Filed under: Application Performance Management
Last night, the United States Congress managed to avoid a default with a last-minute agreement. But the reboot’s still in progress, and many federal government servers and services remain shut down. The cause of the online blackout is this set of guidelines released by the Office of Management and Budget, and in particular their answer to this question:
Q5: What if the cost of shutting down a website exceeds the cost of maintaining services?
A5: The determination of which services continue during an appropriations lapse is not affected by whether the costs of shutdown exceed the costs of maintaining services.
This might seem ridiculous at first glance, but anyone who builds websites shouldn’t be surprised that they included this directive. Keeping a site running isn’t just a matter of paying hosting bills, and even the most well-crafted architectures never stop needing a hand at the wheel (especially where security is concerned). This is an unusual time, and it comes with unusual traffic patterns: the role of government is being questioned, and nothing brings in pageviews like national political scrutiny. Having a .gov domain is a major liability when you don’t have staff waiting to perform disaster recovery.
So things look bad now–sites down, no timeline for return. The shutdown guidelines didn’t instruct agencies to create plans to relaunch their web properties, but they’ll need to have one in place if they want it to go smoothly. A naively relaunched site might go down on the first cron run in a flood of scheduled posts and emails. ‘Open data’ government sites will get slammed by scrapers trying to make up for lost time. Exciting new bugs will pop up for data-driven government sites that never made plans for backfilling missing data or coping with null values. And of course, every site will have to deal with the traffic from rubberneckers – as soon as the news story breaks that a given agency’s site is up, people who would otherwise never consider looking at it will scope it out.
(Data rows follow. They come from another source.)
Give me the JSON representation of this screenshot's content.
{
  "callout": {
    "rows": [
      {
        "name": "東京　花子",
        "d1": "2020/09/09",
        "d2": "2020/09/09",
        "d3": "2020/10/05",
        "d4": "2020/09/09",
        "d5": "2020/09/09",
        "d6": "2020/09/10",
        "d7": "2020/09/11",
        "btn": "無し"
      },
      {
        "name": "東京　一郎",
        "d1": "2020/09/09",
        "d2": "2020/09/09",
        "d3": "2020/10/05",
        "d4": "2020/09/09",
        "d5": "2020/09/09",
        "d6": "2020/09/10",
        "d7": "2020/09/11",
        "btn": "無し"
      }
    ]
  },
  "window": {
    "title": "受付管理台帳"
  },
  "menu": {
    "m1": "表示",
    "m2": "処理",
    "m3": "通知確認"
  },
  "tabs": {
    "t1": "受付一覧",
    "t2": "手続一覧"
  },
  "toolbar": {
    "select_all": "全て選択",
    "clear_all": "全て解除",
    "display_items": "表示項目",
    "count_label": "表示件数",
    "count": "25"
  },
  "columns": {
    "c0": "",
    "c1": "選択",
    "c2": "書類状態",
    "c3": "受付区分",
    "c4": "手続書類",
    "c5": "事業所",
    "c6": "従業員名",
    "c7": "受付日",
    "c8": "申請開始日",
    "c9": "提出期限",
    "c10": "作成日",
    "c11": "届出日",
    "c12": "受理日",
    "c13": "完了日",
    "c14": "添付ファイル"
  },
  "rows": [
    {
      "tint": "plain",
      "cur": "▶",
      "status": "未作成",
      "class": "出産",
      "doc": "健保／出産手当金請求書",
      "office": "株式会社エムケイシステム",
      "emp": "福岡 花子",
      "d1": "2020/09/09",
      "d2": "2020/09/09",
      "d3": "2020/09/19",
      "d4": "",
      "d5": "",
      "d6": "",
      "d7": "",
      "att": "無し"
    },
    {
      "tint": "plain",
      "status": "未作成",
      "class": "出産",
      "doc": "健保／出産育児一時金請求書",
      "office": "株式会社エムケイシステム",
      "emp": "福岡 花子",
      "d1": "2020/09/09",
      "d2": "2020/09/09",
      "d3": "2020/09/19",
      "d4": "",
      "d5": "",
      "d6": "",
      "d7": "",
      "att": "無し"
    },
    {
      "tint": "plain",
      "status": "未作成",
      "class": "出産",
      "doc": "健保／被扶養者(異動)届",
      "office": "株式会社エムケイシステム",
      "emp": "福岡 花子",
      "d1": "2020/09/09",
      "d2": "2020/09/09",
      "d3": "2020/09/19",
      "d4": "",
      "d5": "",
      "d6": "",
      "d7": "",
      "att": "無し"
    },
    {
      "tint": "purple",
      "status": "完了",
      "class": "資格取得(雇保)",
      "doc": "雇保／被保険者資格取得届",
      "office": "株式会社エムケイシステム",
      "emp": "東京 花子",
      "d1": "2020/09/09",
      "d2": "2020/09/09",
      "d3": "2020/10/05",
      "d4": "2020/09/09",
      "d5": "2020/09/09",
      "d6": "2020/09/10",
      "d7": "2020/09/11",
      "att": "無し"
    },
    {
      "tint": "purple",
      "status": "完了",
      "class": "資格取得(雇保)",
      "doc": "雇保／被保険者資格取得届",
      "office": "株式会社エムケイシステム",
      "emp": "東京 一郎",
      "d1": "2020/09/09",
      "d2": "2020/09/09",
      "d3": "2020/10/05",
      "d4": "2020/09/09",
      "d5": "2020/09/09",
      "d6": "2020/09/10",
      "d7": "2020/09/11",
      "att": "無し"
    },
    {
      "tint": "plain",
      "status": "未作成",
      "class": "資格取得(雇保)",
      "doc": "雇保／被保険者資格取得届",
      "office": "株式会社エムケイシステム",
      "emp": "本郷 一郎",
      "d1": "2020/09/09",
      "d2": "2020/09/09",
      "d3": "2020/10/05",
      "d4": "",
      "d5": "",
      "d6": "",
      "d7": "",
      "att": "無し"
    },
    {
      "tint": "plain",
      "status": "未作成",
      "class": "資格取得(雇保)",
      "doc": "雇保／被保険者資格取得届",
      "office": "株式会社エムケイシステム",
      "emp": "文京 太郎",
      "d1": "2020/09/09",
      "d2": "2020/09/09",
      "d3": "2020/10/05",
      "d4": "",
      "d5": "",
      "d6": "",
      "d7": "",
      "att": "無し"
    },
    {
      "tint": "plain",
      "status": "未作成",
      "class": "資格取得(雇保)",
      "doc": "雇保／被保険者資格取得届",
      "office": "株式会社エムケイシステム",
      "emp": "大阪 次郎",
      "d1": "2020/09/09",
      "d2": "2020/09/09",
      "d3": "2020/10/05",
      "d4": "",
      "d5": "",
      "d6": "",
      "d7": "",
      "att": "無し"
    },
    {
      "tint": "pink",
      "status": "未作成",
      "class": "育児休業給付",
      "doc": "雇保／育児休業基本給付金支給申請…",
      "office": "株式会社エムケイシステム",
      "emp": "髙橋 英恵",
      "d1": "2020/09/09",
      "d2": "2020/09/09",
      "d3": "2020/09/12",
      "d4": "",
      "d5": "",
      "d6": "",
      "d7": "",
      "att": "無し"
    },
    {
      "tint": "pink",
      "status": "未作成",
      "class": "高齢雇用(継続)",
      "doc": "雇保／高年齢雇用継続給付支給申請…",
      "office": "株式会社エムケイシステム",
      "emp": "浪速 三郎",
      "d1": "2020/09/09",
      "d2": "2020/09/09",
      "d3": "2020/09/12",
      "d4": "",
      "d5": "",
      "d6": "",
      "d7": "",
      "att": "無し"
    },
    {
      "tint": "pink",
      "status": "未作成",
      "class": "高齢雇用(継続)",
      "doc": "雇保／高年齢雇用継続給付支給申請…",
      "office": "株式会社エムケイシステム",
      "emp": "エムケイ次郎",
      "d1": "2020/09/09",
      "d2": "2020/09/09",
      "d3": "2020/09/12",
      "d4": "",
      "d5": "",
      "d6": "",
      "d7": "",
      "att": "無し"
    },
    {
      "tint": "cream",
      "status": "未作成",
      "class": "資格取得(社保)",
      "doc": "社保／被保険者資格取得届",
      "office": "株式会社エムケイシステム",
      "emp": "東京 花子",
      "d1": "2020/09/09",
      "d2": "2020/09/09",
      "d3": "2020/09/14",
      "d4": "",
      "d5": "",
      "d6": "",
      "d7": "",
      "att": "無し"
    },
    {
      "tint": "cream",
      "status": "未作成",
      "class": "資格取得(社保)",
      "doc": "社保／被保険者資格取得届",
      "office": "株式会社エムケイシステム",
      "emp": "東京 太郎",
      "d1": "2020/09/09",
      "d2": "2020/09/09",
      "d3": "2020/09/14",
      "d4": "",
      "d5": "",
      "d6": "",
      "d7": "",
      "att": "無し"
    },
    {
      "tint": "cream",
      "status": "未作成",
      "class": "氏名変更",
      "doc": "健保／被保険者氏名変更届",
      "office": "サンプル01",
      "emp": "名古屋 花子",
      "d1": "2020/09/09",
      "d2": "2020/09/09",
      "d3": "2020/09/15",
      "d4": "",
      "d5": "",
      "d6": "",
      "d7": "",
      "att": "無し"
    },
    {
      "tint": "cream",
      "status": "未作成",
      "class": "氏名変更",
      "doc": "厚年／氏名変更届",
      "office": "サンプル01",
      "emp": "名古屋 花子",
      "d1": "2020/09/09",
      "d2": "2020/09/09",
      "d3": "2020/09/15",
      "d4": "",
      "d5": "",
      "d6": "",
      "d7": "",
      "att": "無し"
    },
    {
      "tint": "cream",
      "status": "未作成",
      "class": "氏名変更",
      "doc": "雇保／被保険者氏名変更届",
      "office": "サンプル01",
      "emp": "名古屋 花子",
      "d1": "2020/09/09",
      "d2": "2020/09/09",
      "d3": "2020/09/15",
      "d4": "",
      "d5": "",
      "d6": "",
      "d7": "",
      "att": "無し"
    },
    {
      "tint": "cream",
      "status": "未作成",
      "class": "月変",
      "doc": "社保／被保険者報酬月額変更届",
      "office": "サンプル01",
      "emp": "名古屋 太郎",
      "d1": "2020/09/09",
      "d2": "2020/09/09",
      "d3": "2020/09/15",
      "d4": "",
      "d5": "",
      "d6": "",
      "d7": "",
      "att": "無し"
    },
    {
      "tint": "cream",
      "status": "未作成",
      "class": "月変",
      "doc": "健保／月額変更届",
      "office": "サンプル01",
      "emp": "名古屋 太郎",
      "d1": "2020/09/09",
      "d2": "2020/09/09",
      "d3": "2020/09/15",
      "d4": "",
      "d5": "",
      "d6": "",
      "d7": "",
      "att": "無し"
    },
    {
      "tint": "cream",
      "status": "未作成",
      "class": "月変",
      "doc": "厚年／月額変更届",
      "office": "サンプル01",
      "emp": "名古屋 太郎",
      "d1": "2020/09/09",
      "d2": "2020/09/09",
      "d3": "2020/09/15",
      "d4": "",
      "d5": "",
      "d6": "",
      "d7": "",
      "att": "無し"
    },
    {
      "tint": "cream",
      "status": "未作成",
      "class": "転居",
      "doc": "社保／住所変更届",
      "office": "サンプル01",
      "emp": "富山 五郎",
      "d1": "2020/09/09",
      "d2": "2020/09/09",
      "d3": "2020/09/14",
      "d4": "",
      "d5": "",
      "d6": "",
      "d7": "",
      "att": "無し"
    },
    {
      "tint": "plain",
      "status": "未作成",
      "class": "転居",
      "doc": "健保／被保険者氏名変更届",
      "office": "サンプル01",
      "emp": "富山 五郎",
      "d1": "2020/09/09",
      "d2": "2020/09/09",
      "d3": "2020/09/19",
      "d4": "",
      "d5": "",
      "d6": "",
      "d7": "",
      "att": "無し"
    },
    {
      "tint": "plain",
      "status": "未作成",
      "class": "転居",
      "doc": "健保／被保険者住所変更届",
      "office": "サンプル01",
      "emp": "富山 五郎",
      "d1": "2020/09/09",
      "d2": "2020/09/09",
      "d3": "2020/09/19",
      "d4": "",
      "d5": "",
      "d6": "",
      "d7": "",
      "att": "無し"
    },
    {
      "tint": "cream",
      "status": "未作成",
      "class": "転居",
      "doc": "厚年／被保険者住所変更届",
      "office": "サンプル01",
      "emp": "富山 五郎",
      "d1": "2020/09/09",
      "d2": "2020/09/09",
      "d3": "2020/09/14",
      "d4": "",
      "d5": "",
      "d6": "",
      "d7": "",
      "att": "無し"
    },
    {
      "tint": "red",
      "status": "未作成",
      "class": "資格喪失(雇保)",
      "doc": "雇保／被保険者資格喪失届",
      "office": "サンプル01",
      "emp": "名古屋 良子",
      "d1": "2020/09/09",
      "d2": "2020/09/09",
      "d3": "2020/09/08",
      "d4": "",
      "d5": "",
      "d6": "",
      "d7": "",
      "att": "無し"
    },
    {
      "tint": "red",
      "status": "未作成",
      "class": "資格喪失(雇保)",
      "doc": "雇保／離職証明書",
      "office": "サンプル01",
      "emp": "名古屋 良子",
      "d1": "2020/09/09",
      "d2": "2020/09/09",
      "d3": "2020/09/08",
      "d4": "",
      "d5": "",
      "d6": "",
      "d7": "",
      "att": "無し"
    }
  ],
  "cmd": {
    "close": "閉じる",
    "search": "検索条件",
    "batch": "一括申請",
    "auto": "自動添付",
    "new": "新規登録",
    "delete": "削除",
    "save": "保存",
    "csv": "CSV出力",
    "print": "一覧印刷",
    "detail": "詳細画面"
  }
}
This has led to an interesting question around the office: which agencies are best prepared to turn the lights back on? We do synthetic monitoring, so we’re prepared to figure it out.
The first step in setting up synthetic monitoring is to choose a source. I went with our web monitor in Ashburn, Virginia because its proximity to Washington, D.C. makes it a solid proxy for the congressional staffers that drive a disproportionately high amount of traffic to breaking stories.
Next up, I chose several monitoring targets based on stories from VentureBeat, the Washington Post, Computerworld, and Politico. Many government sites could’ve made the list, but I narrowed it down to five with a high impact on researchers, scientists, and the open government movement:
- National Aeronautics and Space Administration (NASA)
- Federal Trade Commission (FTC)
- National Institute of Standards and Technology (NIST)
- Census Bureau
Finally, I defined each site’s scripted transaction with our Selenium-based Firefox script recorder plugin. Since each site’s layout is unique, I went with simple transactions across the board. That meant focusing on common user actions (browsing for recent news) instead of more complicated workflows (registering for accounts or logging in).
Pretty straightforward, right? There’s just one caveat to be aware of: I opted to record these scripts on the Internet Archive’s cached, pre-shutdown versions of the sites. That means that they’ll intentionally fail when they’re run against a shutdown splash page. By setting it up like this, I’ll only see a green light when everything is back to business as usual.
And, well, it didn’t take long to get there! My guess had been that NASA would be back first, but in the end, it was actually the FTC website that crossed the finish line less than two hours into the 17th. Someone, somewhere stayed up all night to press that button and turn the site back on again – and even though I wasn’t watching, I know right when it happened and what impact it had on response time.
On the other hand, it looks like Census.gov and Data.gov were scheduled to open business at 9 AM this morning:
It seems that being a tech-savvy agency doesn’t have much impact on responsiveness,
because NASA and NIST are still down as of this blog post:
All told, I think the FTC deserves some real credit for their user experience. It takes less than one second to get information on making a FOIA request, and they were ready for business almost eight hours before some other government sites. On the other hand, I expected a much better showing from NASA and NIST. I already guessed wrong, but what’s your take as to when they’ll be back up and running?